“Le mie mani nelle tue” di Valentina De Luca

Sono vent’anni che abitiamo in questa casa e ne conosco ogni piccola vibrazione. Sono i miei suoni, le mie abitudini, sicurezze dettate dal tempo. Un tempo che oggi non è più mio, come non è più mia quella casa, con tutti i suoi rumori Sto viaggiando per una nuova città. Lascio tutto. Anche casa mia.
Alla fine ti convinci che è l’unica soluzione……..
Sul finestrino del treno scorrono le immagini di una terra che sto perdendo, allontanandola da me, vietandole di far parte della mia vita. Impedisco a Lei ed a tutto il resto di condizionare le mie giornate. Ho scelto di cambiare. Voltare pagina. Senza di Lei……
Il treno non arresta la sua marcia mentre i paesi iniziano a spegnersi. Insulsi sballottamenti qua e là mettono sottosopra il mio stomaco. O forse è soltanto un malessere dovuto all’allontanamento da casa. Non tocco cibo da giorni… Non ne sento il bisogno
Come non sento la necessità di fare null’altro. Ho soltanto bisogno di abbandonarmi sul sedile e perdermi con lo sguardo oltre questo vetro. Alla fine è molto più semplice di quello che sembra. Abbandonare tutto è come abbandonarsi a tutto. Lasciarsi scorrere addosso ogni tipo di emozione e fuggire in questo modo al dolore. Ogni genere di dolore. O almeno tentare………
Alla fine è sempre così. Non bastano più le voci della gente a popolare la mente spoglia. Non serve a nulla ascoltare la musica, leggere, andare al cinema, passeggiare, uscire, svagarsi, parlare, conoscere chiunque,vedere, munirsi delle più buone intenzioni. Perché tutto ciò non servirà mai a nulla…….
Inizio a sentire freddo. Cerco di riscaldarmi come posso e così chiudo gli occhi, ormai troppo stanca. Stremata dal volermi ostinare a guardare. Annientata dalle immagini del passato che con ostinazione vietavo alla mia mente di riportare a galla………
Mi addormento proprio mentre cerco di rimproverarmi per non essere stata abbastanza attenta, abbastanza sollecita ad allontanare i flashback, abbastanza risoluta nell’imporre la mia volontà……
Mi ridesto proprio quando il treno sta per entrare nell’immensa stazione in cui devo scendere io.
E’ ancora notte fonda. Non so neppure quanto ho dormito e se davvero ho dormito o mi sono solo lasciata andare credendo di dormire ……

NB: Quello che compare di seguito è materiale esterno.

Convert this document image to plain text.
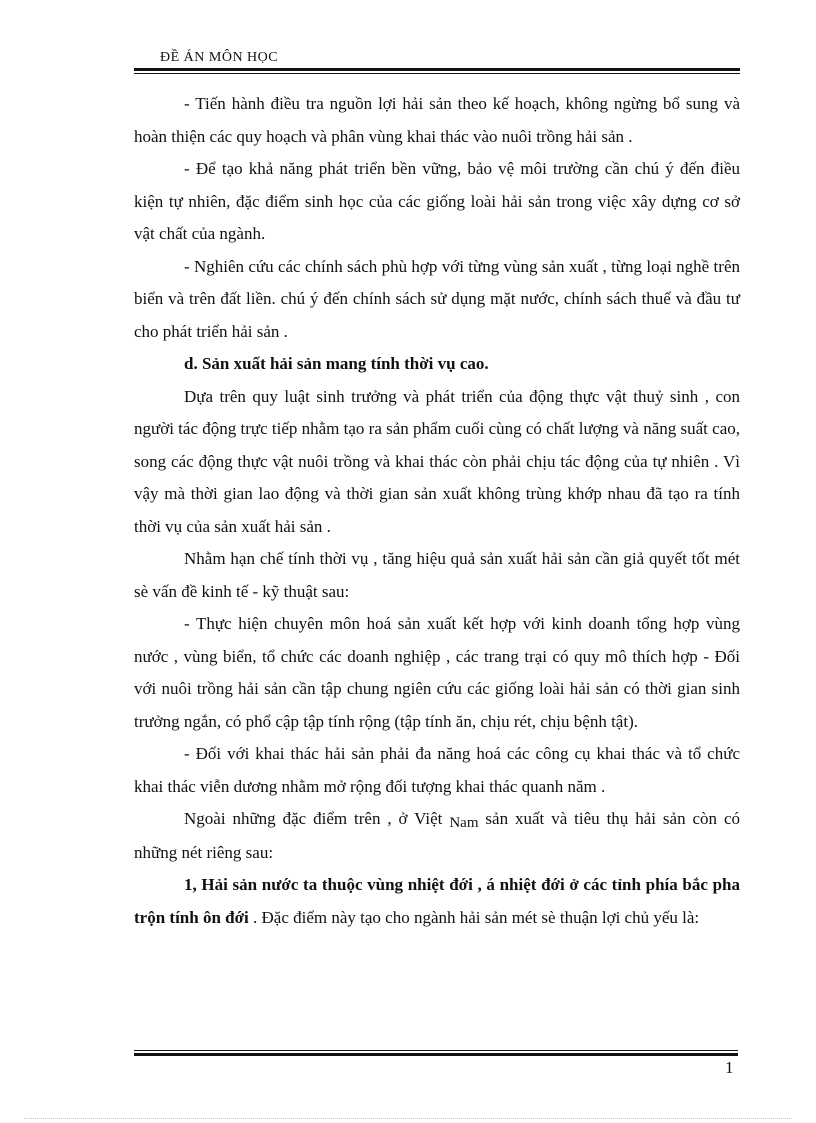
ĐỀ ÁN MÔN HỌC

- Tiến hành điều tra nguồn lợi hải sản theo kế hoạch, không ngừng bổ sung và hoàn thiện các quy hoạch và phân vùng khai thác vào nuôi trồng hải sản .

- Để tạo khả năng phát triển bền vững, bảo vệ môi trường cần chú ý đến điều kiện tự nhiên, đặc điểm sinh học của các giống loài hải sản trong việc xây dựng cơ sở vật chất của ngành.

- Nghiên cứu các chính sách phù hợp với từng vùng sản xuất , từng loại nghề trên biển và trên đất liền. chú ý đến chính sách sử dụng mặt nước, chính sách thuế và đầu tư cho phát triển hải sản .

d. Sản xuất hải sản mang tính thời vụ cao.

Dựa trên quy luật sinh trưởng và phát triển của động thực vật thuỷ sinh , con người tác động trực tiếp nhằm tạo ra sản phẩm cuối cùng có chất lượng và năng suất cao, song các động thực vật nuôi trồng và khai thác còn phải chịu tác động của tự nhiên . Vì vậy mà thời gian lao động và thời gian sản xuất không trùng khớp nhau đã tạo ra tính thời vụ của sản xuất hải sản .

Nhằm hạn chế tính thời vụ , tăng hiệu quả sản xuất hải sản cần giả quyết tốt mét sè vấn đề kinh tế - kỹ thuật sau:

- Thực hiện chuyên môn hoá sản xuất kết hợp với kinh doanh tổng hợp vùng nước , vùng biển, tổ chức các doanh nghiệp , các trang trại có quy mô thích hợp - Đối với nuôi trồng hải sản cần tập chung ngiên cứu các giống loài hải sản có thời gian sinh trưởng ngắn, có phổ cập tập tính rộng (tập tính ăn, chịu rét, chịu bệnh tật).

- Đối với khai thác hải sản phải đa năng hoá các công cụ khai thác và tổ chức khai thác viễn dương nhằm mở rộng đối tượng khai thác quanh năm .

Ngoài những đặc điểm trên , ở Việt Nam sản xuất và tiêu thụ hải sản còn có những nét riêng sau:

1, Hải sản nước ta thuộc vùng nhiệt đới , á nhiệt đới ở các tỉnh phía bắc pha trộn tính ôn đới . Đặc điểm này tạo cho ngành hải sản mét sè thuận lợi chủ yếu là:

1
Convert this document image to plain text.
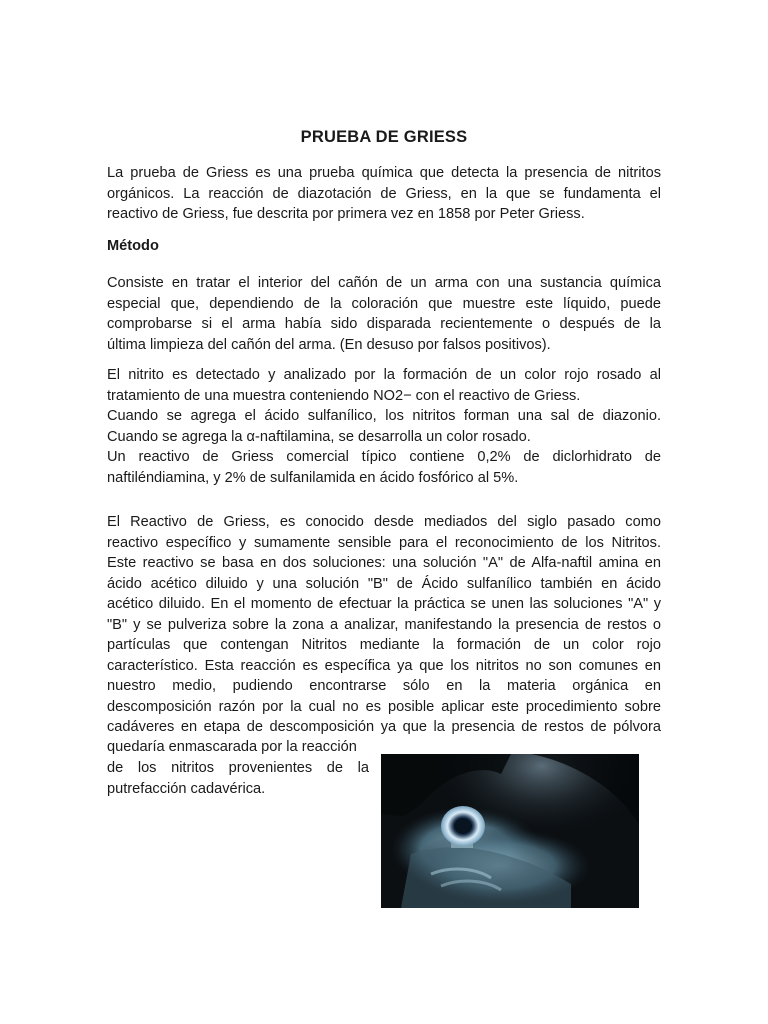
PRUEBA DE GRIESS
La prueba de Griess es una prueba química que detecta la presencia de nitritos
orgánicos. La reacción de diazotación de Griess, en la que se fundamenta el
reactivo de Griess, fue descrita por primera vez en 1858 por Peter Griess.
Método
Consiste en tratar el interior del cañón de un arma con una sustancia química
especial que, dependiendo de la coloración que muestre este líquido, puede
comprobarse si el arma había sido disparada recientemente o después de la
última limpieza del cañón del arma. (En desuso por falsos positivos).
El nitrito es detectado y analizado por la formación de un color rojo rosado al
tratamiento de una muestra conteniendo NO2− con el reactivo de Griess.
Cuando se agrega el ácido sulfanílico, los nitritos forman una sal de diazonio.
Cuando se agrega la α-naftilamina, se desarrolla un color rosado.
Un reactivo de Griess comercial típico contiene 0,2% de diclorhidrato de
naftiléndiamina, y 2% de sulfanilamida en ácido fosfórico al 5%.
El Reactivo de Griess, es conocido desde mediados del siglo pasado como
reactivo específico y sumamente sensible para el reconocimiento de los Nitritos.
Este reactivo se basa en dos soluciones: una solución "A" de Alfa-naftil amina en
ácido acético diluido y una solución "B" de Ácido sulfanílico también en ácido
acético diluido. En el momento de efectuar la práctica se unen las soluciones "A" y
"B" y se pulveriza sobre la zona a analizar, manifestando la presencia de restos o
partículas que contengan Nitritos mediante la formación de un color rojo
característico. Esta reacción es específica ya que los nitritos no son comunes en
nuestro medio, pudiendo encontrarse sólo en la materia orgánica en
descomposición razón por la cual no es posible aplicar este procedimiento sobre
cadáveres en etapa de descomposición ya que la presencia de restos de pólvora
quedaría enmascarada por la reacción
de los nitritos provenientes de la
putrefacción cadavérica.
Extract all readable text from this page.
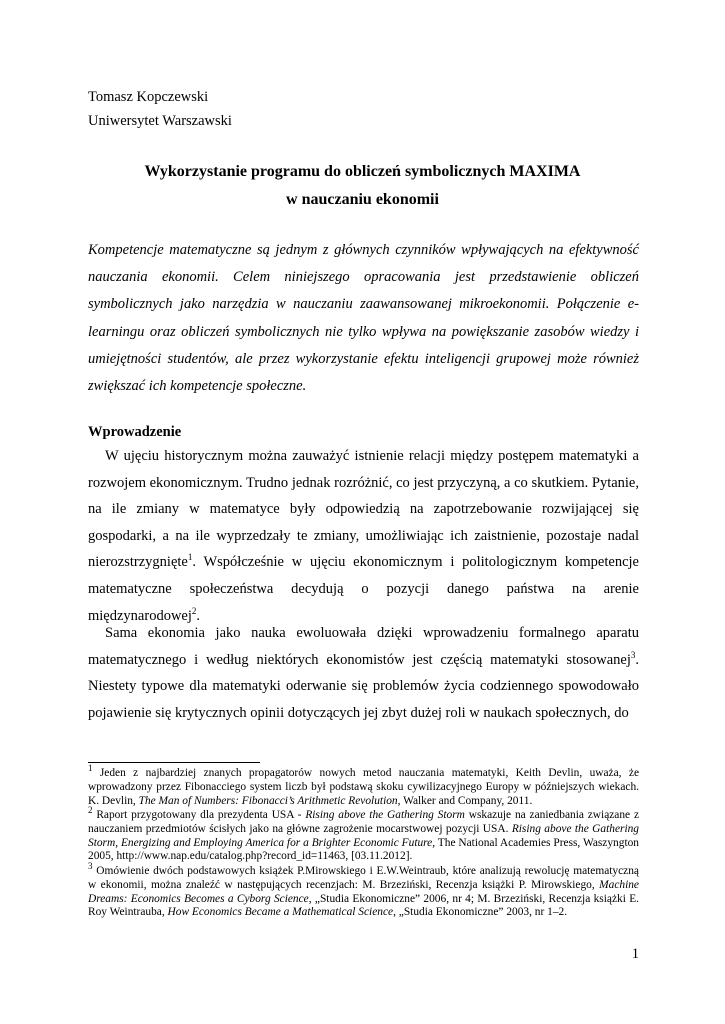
Tomasz Kopczewski
Uniwersytet Warszawski
Wykorzystanie programu do obliczeń symbolicznych MAXIMA
w nauczaniu ekonomii

Kompetencje matematyczne są jednym z głównych czynników wpływających na efektywność nauczania ekonomii. Celem niniejszego opracowania jest przedstawienie obliczeń symbolicznych jako narzędzia w nauczaniu zaawansowanej mikroekonomii. Połączenie e-learningu oraz obliczeń symbolicznych nie tylko wpływa na powiększanie zasobów wiedzy i umiejętności studentów, ale przez wykorzystanie efektu inteligencji grupowej może również zwiększać ich kompetencje społeczne.

Wprowadzenie

W ujęciu historycznym można zauważyć istnienie relacji między postępem matematyki a rozwojem ekonomicznym. Trudno jednak rozróżnić, co jest przyczyną, a co skutkiem. Pytanie, na ile zmiany w matematyce były odpowiedzią na zapotrzebowanie rozwijającej się gospodarki, a na ile wyprzedzały te zmiany, umożliwiając ich zaistnienie, pozostaje nadal nierozstrzygnięte$^1$. Współcześnie w ujęciu ekonomicznym i politologicznym kompetencje matematyczne społeczeństwa decydują o pozycji danego państwa na arenie międzynarodowej$^2$.

Sama ekonomia jako nauka ewoluowała dzięki wprowadzeniu formalnego aparatu matematycznego i według niektórych ekonomistów jest częścią matematyki stosowanej$^3$. Niestety typowe dla matematyki oderwanie się problemów życia codziennego spowodowało pojawienie się krytycznych opinii dotyczących jej zbyt dużej roli w naukach społecznych, do

$^1$ Jeden z najbardziej znanych propagatorów nowych metod nauczania matematyki, Keith Devlin, uważa, że wprowadzony przez Fibonacciego system liczb był podstawą skoku cywilizacyjnego Europy w późniejszych wiekach. K. Devlin, The Man of Numbers: Fibonacci’s Arithmetic Revolution, Walker and Company, 2011.

$^2$ Raport przygotowany dla prezydenta USA - Rising above the Gathering Storm wskazuje na zaniedbania związane z nauczaniem przedmiotów ścisłych jako na główne zagrożenie mocarstwowej pozycji USA. Rising above the Gathering Storm, Energizing and Employing America for a Brighter Economic Future, The National Academies Press, Waszyngton 2005, http://www.nap.edu/catalog.php?record_id=11463, [03.11.2012].

$^3$ Omówienie dwóch podstawowych książek P.Mirowskiego i E.W.Weintraub, które analizują rewolucję matematyczną w ekonomii, można znaleźć w następujących recenzjach: M. Brzeziński, Recenzja książki P. Mirowskiego, Machine Dreams: Economics Becomes a Cyborg Science, „Studia Ekonomiczne” 2006, nr 4; M. Brzeziński, Recenzja książki E. Roy Weintrauba, How Economics Became a Mathematical Science, „Studia Ekonomiczne” 2003, nr 1–2.

1
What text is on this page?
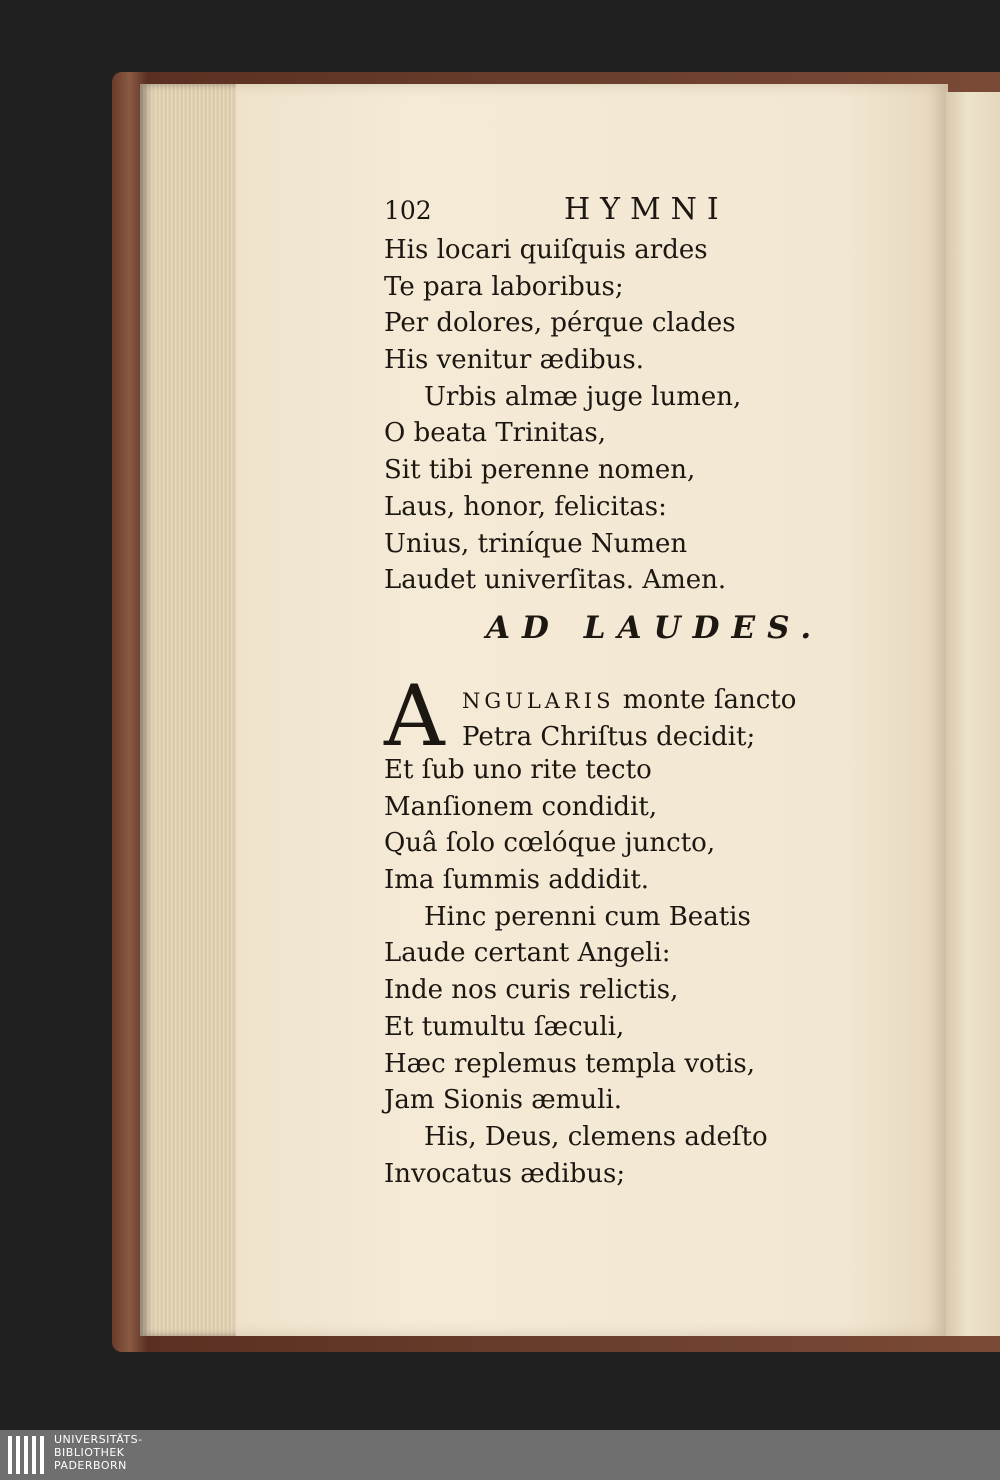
102	HYMNI
His locari quiſquis ardes
Te para laboribus;
Per dolores, pérque clades
His venitur ædibus.
Urbis almæ juge lumen,
O beata Trinitas,
Sit tibi perenne nomen,
Laus, honor, felicitas:
Unius, triníque Numen
Laudet univerſitas. Amen.
AD LAUDES.
A NGULARIS monte ſancto
Petra Chriſtus decidit;
Et ſub uno rite tecto
Manſionem condidit,
Quâ ſolo cœlóque juncto,
Ima ſummis addidit.
Hinc perenni cum Beatis
Laude certant Angeli:
Inde nos curis relictis,
Et tumultu ſæculi,
Hæc replemus templa votis,
Jam Sionis æmuli.
His, Deus, clemens adeſto
Invocatus ædibus;
UNIVERSITÄTS-
BIBLIOTHEK
PADERBORN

Raccolgo le mie cose, che nel viaggio ho sparso qua e là inconsciamente . La giacca a vento la infilo al volo. Prendo la valigia sul ripiano in alto. La borsa e quel poco di me che resta. Mi affaccio nel corridoio. Non c’è molta gente. Solo qualcuno inizia a sporgersi nello scomparto, ancora insonnolito, forse in cerca di luce o solo di compagnia. Esco fuori. Il treno rallenta sempre di più, poi si ferma di colpo. Un tremore mi percorre tutta e mi scuote. Tutto si arresta all’improvviso. Si aprono le porte e un lieve flusso di gente mi porta via.
Arranco per le scale e mi trascino via. La fretta di togliermi dal marciapiede. L’impaccio dei bagagli. Finisco addosso a una ragazza. Incontro il suo sguardo triste e allo stesso tempo dolce. Malinconico. Nostalgico. I capelli lisci corti, molto alta. Mi scuso. Non volevo. Mi muovo come se fossi un burattino. Un androide venuto da un altro mondo. Lei mi sorride. Dice che non fa niente. Ma mi è caduta la borsa e il suo contenuto si è in gran parte riversato a terra . Mi aiuta a raccogliere tutto. E’ gentile. Presa ogni cosa, le sorrido anch’io e mi allontano adagio. Però, non appena mi stacco da lei, sento la sua voce che mi chiama. Mi chiede di tornare. Mi giro e vedo che tiene in mano la foto di mio marito e dei miei due figli. Una foto scattata qualche giorno prima dell’incidente che me li ha portati via. Torno indietro. Mi riprendo la foto e ricomincio il mio cammino.